Structures and Septic Fields

Adding a deck or other structure over a drain field is not recommended. A deck blocks the sun and air circulation. Even if the supports are carefully installed between the leach lines, you risk damaging the field, which is an expensive mistake that affects the entire household while the system is repaired. In addition, a deck limits access to the septic system, including the concrete or polyethylene tank, which should be inspected every three years and pumped out every three to five years.


Other structures, ranging from raised garden beds to storage sheds, are not recommended. The extra soil of a raised bed and the base of a shed add a significant amount of weight over the field, which can crush the pipes and interfere with evaporation from the soil.

Plants Appropriate for Septic Fields

While a deck and other structures are a no-go for the septic field, adding a wildflower meadow or lawn is beneficial. Shallow-rooted grasses and flowers absorb the moisture and nutrients from the leach lines, enhancing its ability to disperse the wastewater into the environment. Native grasses, clover, violets, poppies, salvias, and a variety of other wildflowers to attract butterflies and hummingbirds enhance the landscape while discouraging human activities over the septic field. Scatter seeds and rake gently into the soil to avoid digging in the leach field.


You can plant deeper-rooted plants, shrubs, and some trees around the perimeter of the septic field, keeping them at least 10 feet from the lines. Add a root barrier to prevent root intrusion, which can clog and damage the lines. Select smaller shrubs and trees, such as crape myrtles, flowering cherries, and dogwoods, and plant at a distance equal to or greater than the mature height of the tree.


Plants and Trees to Avoid

Avoid planting water-loving trees near septic fields. While most tree roots extend to approximately twice the diameter of the canopy, willow tree roots seek out water up to three to four times the normal root spread of other species. Beech, elm, and red maple trees are among the other species not recommended for planting near a septic system.
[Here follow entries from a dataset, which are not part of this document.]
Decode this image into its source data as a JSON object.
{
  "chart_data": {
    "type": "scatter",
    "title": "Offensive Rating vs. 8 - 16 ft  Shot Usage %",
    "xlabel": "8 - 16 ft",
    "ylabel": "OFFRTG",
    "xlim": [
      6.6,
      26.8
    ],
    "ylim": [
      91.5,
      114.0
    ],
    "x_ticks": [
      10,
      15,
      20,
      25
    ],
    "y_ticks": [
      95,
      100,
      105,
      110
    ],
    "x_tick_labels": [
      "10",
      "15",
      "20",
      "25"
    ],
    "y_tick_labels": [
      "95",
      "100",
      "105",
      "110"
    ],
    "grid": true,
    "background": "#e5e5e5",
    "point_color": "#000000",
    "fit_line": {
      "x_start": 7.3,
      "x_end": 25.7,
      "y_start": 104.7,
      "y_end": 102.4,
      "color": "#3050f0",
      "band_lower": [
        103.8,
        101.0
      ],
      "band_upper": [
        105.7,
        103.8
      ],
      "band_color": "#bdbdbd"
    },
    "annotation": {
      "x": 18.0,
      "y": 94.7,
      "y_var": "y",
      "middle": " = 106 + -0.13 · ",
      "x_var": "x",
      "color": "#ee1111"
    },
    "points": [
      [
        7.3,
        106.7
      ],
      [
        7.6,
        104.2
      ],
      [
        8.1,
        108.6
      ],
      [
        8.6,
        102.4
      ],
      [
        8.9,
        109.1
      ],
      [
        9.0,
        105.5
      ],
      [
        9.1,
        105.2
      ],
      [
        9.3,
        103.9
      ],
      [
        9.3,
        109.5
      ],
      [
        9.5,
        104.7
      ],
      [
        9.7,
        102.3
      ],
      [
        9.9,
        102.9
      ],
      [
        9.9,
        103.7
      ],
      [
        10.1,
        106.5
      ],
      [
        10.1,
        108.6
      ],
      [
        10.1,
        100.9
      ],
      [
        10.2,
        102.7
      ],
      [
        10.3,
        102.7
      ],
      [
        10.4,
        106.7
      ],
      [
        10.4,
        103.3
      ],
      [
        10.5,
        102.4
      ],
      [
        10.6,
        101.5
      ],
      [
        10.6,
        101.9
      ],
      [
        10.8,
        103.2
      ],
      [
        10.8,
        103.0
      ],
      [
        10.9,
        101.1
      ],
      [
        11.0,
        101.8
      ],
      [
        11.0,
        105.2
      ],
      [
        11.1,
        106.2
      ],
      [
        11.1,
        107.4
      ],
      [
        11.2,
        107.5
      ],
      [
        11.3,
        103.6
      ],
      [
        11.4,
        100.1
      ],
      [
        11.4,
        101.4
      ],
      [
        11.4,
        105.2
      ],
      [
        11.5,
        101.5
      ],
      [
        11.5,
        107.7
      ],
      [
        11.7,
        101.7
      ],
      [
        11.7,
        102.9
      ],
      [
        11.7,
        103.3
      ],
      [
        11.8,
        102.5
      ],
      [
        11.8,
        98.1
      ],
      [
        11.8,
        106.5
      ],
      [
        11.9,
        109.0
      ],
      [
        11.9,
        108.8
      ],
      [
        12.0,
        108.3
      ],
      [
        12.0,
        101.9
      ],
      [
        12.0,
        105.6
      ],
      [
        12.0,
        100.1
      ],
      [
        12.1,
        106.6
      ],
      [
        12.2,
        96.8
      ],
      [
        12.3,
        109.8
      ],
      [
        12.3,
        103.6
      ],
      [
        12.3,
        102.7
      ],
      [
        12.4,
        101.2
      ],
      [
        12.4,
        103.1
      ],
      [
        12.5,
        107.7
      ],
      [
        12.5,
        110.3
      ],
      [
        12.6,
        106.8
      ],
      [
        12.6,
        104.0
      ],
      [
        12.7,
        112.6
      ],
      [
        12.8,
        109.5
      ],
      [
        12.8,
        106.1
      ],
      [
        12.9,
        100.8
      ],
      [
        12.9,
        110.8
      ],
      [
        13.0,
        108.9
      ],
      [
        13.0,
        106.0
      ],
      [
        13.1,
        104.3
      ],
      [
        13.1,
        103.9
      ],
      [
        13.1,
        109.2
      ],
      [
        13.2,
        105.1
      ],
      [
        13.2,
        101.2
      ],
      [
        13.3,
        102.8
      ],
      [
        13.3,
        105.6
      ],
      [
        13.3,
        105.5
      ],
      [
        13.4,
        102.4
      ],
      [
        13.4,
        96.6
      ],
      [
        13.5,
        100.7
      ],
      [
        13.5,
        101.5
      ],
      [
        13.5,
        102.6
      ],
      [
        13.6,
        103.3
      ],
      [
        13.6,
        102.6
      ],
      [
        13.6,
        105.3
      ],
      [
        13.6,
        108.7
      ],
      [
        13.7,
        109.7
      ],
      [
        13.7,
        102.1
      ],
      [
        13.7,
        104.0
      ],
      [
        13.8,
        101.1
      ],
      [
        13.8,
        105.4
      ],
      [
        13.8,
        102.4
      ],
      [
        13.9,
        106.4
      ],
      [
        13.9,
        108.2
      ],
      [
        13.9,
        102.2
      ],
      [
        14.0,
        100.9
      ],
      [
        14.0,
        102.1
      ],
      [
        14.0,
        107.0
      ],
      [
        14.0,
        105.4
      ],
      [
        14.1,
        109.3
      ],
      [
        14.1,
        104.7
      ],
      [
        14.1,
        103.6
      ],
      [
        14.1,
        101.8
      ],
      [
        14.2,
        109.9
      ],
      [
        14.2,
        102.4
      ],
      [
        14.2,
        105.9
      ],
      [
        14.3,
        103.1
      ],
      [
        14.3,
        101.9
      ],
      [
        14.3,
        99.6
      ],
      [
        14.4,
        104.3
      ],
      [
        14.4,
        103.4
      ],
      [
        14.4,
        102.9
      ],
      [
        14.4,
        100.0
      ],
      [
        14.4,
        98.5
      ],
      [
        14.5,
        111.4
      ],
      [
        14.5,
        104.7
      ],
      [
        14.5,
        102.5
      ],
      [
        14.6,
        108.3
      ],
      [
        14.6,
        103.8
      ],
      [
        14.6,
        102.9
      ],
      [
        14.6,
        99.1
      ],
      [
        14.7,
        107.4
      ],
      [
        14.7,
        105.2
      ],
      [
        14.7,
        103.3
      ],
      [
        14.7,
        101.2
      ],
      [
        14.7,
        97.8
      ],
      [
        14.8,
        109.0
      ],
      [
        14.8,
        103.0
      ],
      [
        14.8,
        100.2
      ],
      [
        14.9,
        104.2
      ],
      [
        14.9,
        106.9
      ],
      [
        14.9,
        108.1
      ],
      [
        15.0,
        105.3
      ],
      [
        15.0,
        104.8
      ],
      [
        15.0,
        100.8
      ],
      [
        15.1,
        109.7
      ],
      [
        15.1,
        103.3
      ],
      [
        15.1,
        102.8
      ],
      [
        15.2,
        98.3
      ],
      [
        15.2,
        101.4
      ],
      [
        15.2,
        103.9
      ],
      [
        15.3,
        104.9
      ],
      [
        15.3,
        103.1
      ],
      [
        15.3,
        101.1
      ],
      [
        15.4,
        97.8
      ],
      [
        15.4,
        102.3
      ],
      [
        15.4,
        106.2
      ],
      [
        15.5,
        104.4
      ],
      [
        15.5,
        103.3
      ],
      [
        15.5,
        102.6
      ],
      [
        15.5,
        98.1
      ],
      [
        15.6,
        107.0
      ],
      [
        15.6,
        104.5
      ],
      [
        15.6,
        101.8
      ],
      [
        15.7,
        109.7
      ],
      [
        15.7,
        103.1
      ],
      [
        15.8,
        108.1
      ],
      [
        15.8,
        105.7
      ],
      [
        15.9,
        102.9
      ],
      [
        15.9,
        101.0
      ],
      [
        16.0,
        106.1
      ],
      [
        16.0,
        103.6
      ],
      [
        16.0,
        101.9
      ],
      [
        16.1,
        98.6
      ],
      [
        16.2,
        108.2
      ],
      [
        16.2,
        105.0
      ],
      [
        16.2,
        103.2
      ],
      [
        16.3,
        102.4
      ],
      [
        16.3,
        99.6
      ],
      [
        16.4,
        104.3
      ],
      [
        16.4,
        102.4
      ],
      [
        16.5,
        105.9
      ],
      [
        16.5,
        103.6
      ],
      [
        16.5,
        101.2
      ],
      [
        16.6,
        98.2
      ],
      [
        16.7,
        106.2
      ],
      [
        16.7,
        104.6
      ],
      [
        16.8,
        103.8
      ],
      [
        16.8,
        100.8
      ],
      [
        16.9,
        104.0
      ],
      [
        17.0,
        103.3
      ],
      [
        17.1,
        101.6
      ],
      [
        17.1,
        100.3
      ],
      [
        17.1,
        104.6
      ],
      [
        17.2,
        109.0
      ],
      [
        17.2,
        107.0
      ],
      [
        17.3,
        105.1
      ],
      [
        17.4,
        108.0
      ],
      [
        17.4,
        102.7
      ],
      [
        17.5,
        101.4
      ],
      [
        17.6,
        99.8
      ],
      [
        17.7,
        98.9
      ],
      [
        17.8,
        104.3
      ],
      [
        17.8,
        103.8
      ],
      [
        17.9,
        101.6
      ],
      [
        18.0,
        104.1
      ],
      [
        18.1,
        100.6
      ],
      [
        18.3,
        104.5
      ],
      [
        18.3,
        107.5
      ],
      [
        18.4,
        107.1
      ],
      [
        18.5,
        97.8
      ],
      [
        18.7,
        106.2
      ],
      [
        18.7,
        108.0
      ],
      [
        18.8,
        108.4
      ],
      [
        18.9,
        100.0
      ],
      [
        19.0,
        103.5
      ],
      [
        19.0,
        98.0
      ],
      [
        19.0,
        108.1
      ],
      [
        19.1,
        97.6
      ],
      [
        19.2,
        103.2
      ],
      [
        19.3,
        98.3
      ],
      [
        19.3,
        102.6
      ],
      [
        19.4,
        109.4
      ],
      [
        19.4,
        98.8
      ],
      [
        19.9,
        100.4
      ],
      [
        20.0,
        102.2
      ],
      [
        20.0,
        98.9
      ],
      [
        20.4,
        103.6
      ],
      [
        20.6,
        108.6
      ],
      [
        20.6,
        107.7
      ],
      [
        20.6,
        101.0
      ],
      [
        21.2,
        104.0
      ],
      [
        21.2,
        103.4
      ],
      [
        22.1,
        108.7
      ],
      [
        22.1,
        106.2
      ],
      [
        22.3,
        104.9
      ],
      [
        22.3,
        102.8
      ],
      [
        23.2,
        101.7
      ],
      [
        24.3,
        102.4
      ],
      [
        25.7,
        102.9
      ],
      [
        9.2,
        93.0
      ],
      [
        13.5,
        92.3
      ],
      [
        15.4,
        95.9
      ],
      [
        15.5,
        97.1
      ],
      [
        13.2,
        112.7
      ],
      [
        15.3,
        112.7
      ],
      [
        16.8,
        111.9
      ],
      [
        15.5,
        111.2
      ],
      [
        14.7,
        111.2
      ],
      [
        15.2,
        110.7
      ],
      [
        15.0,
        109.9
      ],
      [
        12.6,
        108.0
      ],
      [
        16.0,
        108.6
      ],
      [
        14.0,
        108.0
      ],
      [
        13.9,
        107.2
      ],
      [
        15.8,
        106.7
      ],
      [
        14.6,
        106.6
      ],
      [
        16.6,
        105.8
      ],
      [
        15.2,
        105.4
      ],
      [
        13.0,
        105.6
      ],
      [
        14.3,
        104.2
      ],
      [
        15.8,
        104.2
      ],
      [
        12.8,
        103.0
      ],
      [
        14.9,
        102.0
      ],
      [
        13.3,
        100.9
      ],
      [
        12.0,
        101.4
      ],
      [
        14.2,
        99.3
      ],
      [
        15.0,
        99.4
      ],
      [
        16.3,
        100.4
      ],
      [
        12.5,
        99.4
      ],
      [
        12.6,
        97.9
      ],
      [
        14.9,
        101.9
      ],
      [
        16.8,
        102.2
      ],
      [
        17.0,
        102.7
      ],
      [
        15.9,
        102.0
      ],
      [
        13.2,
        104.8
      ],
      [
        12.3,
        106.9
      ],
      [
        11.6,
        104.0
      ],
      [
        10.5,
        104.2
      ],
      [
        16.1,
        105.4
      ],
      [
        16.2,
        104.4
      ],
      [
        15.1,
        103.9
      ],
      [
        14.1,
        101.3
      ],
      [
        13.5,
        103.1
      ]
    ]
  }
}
Though the drain field may be in the only sunny spot in the landscape, do not plant a vegetable garden over the lines. There is no way to ensure that the vegetables would be safe for human consumption. In addition, avoid planting bulbs in the drain field, which requires digging holes in the overlaying soil. Naturalizing bulbs planted outside of the septic field will eventually spread over the area without any additional effort on your part.